Expertises

Nos expertises


Compétence - Réactivité - Engagement

Participer activement à la lutte contre le crime en se donnant les moyens de détection, de prévention et d’analyse et en mettant son expertise au service de la justice et du justiciable. Pour cela, nous formons nos scientifiques et techniciens sur les matériels de haute technologie et nous nous engageons à répondre à toute demande de mission dans des délais courts, sur présentation d’un devis précis et détaillé.

 

 

Documents et écritures

L'expertise en comparaison d'écritures manuscrites (à ne pas confondre avec la graphologie !) consiste à prendre en compte un ou plusieurs écrit(s) dont la provenance est inconnue (ex. une lettre anonyme) ou en cas de doute sur leur authenticité (ex. un testament), puis de les confronter avec des documents écrits et/ou signés par une ou plusieurs personne(s) présumée(s) en être le ou les auteurs.
Il s'agit d'étudier l'ensemble de ces écritures afin d'en dégager les caractéristiques principales : s'agit-il d'écritures cursives, scriptes, typographiques ?, de détecter de possibles signes de déguisement ou d'imitation, de déterminer si nous sommes en présence d'un ou plusieurs scripteurs / signataires, etc.
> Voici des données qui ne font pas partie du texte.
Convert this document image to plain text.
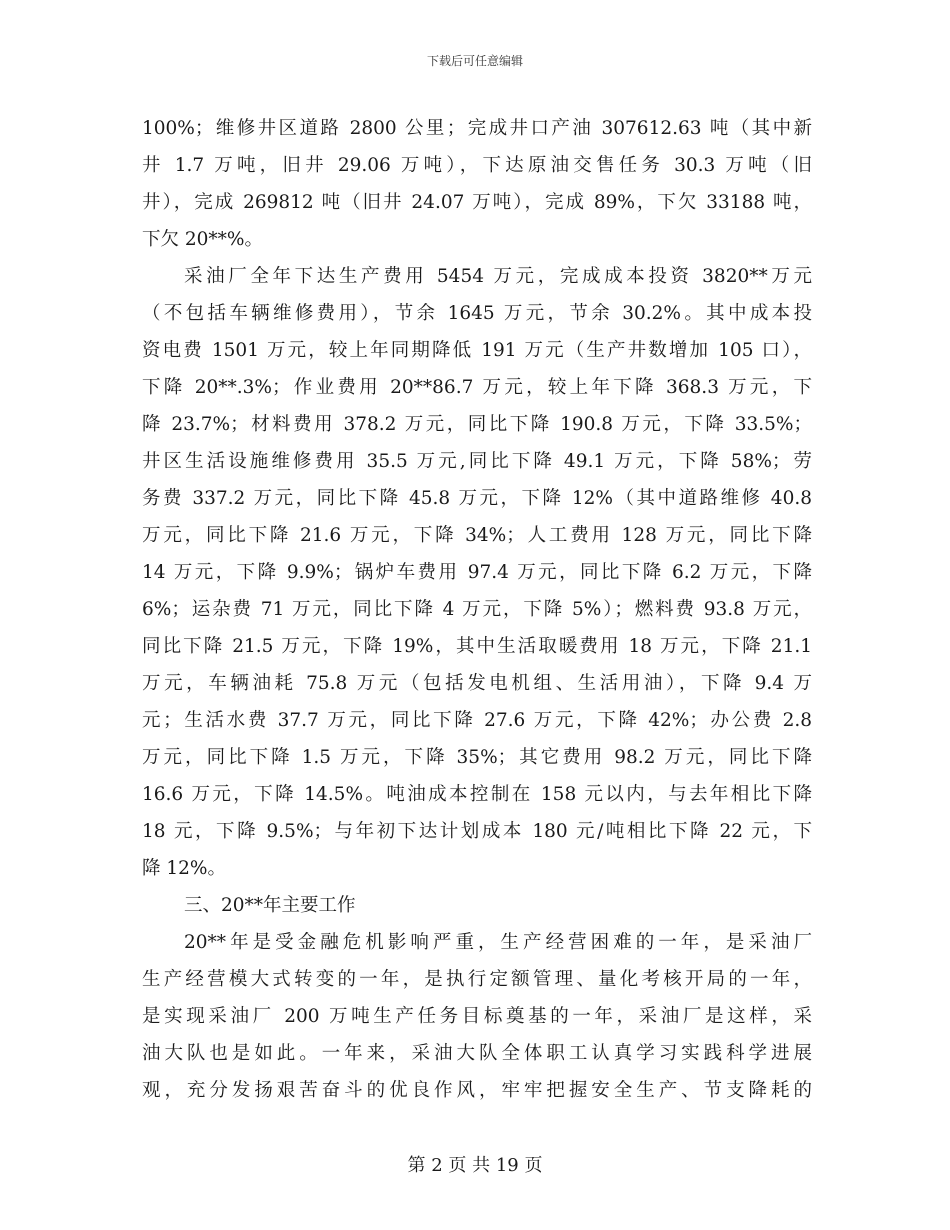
下载后可任意编辑
100%；维修井区道路 2800 公里；完成井口产油 307612.63 吨（其中新
井 1.7 万吨，旧井 29.06 万吨），下达原油交售任务 30.3 万吨（旧
井），完成 269812 吨（旧井 24.07 万吨），完成 89%，下欠 33188 吨，
下欠 20**%。
采油厂全年下达生产费用 5454 万元，完成成本投资 3820**万元
（不包括车辆维修费用），节余 1645 万元，节余 30.2%。其中成本投
资电费 1501 万元，较上年同期降低 191 万元（生产井数增加 105 口），
下降 20**.3%；作业费用 20**86.7 万元，较上年下降 368.3 万元，下
降 23.7%；材料费用 378.2 万元，同比下降 190.8 万元，下降 33.5%；
井区生活设施维修费用 35.5 万元,同比下降 49.1 万元，下降 58%；劳
务费 337.2 万元，同比下降 45.8 万元，下降 12%（其中道路维修 40.8
万元，同比下降 21.6 万元，下降 34%；人工费用 128 万元，同比下降
14 万元，下降 9.9%；锅炉车费用 97.4 万元，同比下降 6.2 万元，下降
6%；运杂费 71 万元，同比下降 4 万元，下降 5%）；燃料费 93.8 万元，
同比下降 21.5 万元，下降 19%，其中生活取暖费用 18 万元，下降 21.1
万元，车辆油耗 75.8 万元（包括发电机组、生活用油），下降 9.4 万
元；生活水费 37.7 万元，同比下降 27.6 万元，下降 42%；办公费 2.8
万元，同比下降 1.5 万元，下降 35%；其它费用 98.2 万元，同比下降
16.6 万元，下降 14.5%。吨油成本控制在 158 元以内，与去年相比下降
18 元，下降 9.5%；与年初下达计划成本 180 元/吨相比下降 22 元，下
降 12%。
三、20**年主要工作
20**年是受金融危机影响严重，生产经营困难的一年，是采油厂
生产经营模大式转变的一年，是执行定额管理、量化考核开局的一年，
是实现采油厂 200 万吨生产任务目标奠基的一年，采油厂是这样，采
油大队也是如此。一年来，采油大队全体职工认真学习实践科学进展
观，充分发扬艰苦奋斗的优良作风，牢牢把握安全生产、节支降耗的
第 2 页 共 19 页
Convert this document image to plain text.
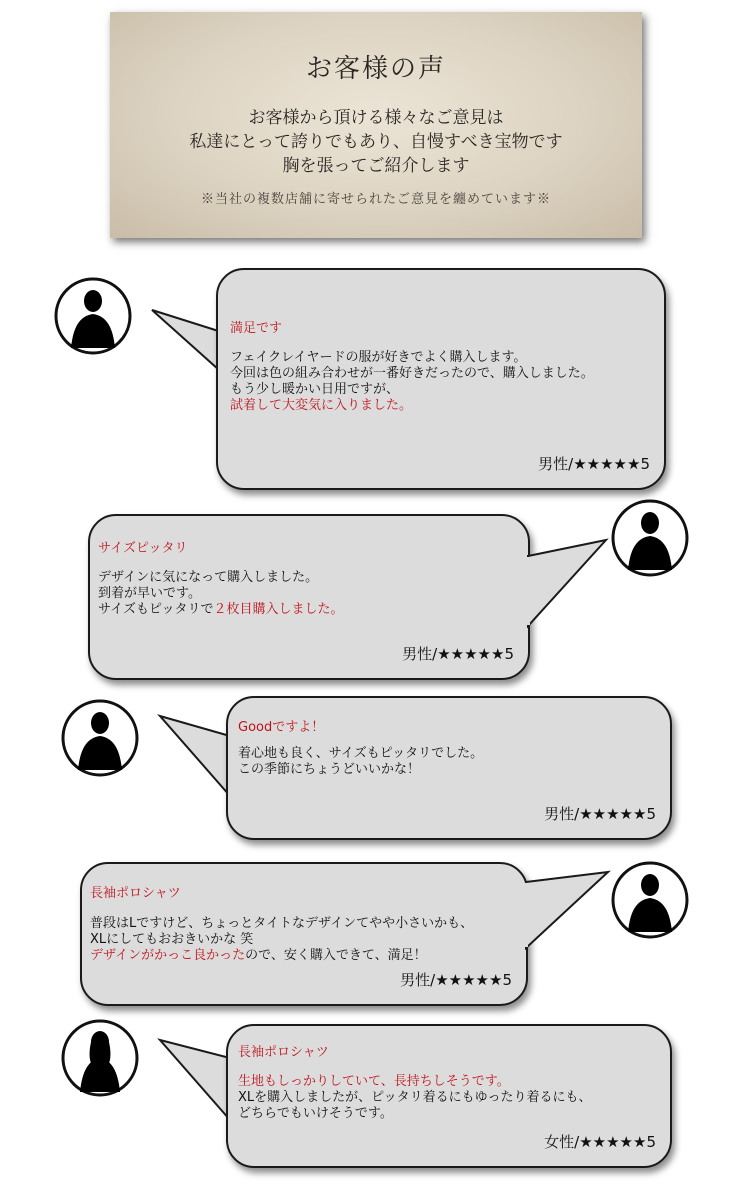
お客様の声
お客様から頂ける様々なご意見は
私達にとって誇りでもあり、自慢すべき宝物です
胸を張ってご紹介します
※当社の複数店舗に寄せられたご意見を纏めています※
満足です
フェイクレイヤードの服が好きでよく購入します。
今回は色の組み合わせが一番好きだったので、購入しました。
もう少し暖かい日用ですが、
試着して大変気に入りました。
男性/★★★★★5
サイズピッタリ
デザインに気になって購入しました。
到着が早いです。
サイズもピッタリで２枚目購入しました。
男性/★★★★★5
Goodですよ！
着心地も良く、サイズもピッタリでした。
この季節にちょうどいいかな！
男性/★★★★★5
長袖ポロシャツ
普段はLですけど、ちょっとタイトなデザインてやや小さいかも、
XLにしてもおおきいかな 笑
デザインがかっこ良かったので、安く購入できて、満足！
男性/★★★★★5
長袖ポロシャツ
生地もしっかりしていて、長持ちしそうです。
XLを購入しましたが、ピッタリ着るにもゆったり着るにも、
どちらでもいけそうです。
女性/★★★★★5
L'analyse intrinsèque du document peut être complétée par une analyse technique utilisant les propriétés d'absorption ou de réflexion de la lumière, de transparence ou de fluorescence des encres (et/ou du support) analysées sous illumination allant de l'ultraviolet à l'infrarouge. Elles permettent ainsi, par exemple, de détecter des ajouts ou intercalations d'éléments graphiques, des caviardages ou toutes autres sortes de manipulations frauduleuses. Ces procédés peuvent aussi être complétés par des méthodes séparatives telles que la chromatographie en phase gazeuse, qui est fondée sur une séparation puis une analyse des différents composants de l'encre.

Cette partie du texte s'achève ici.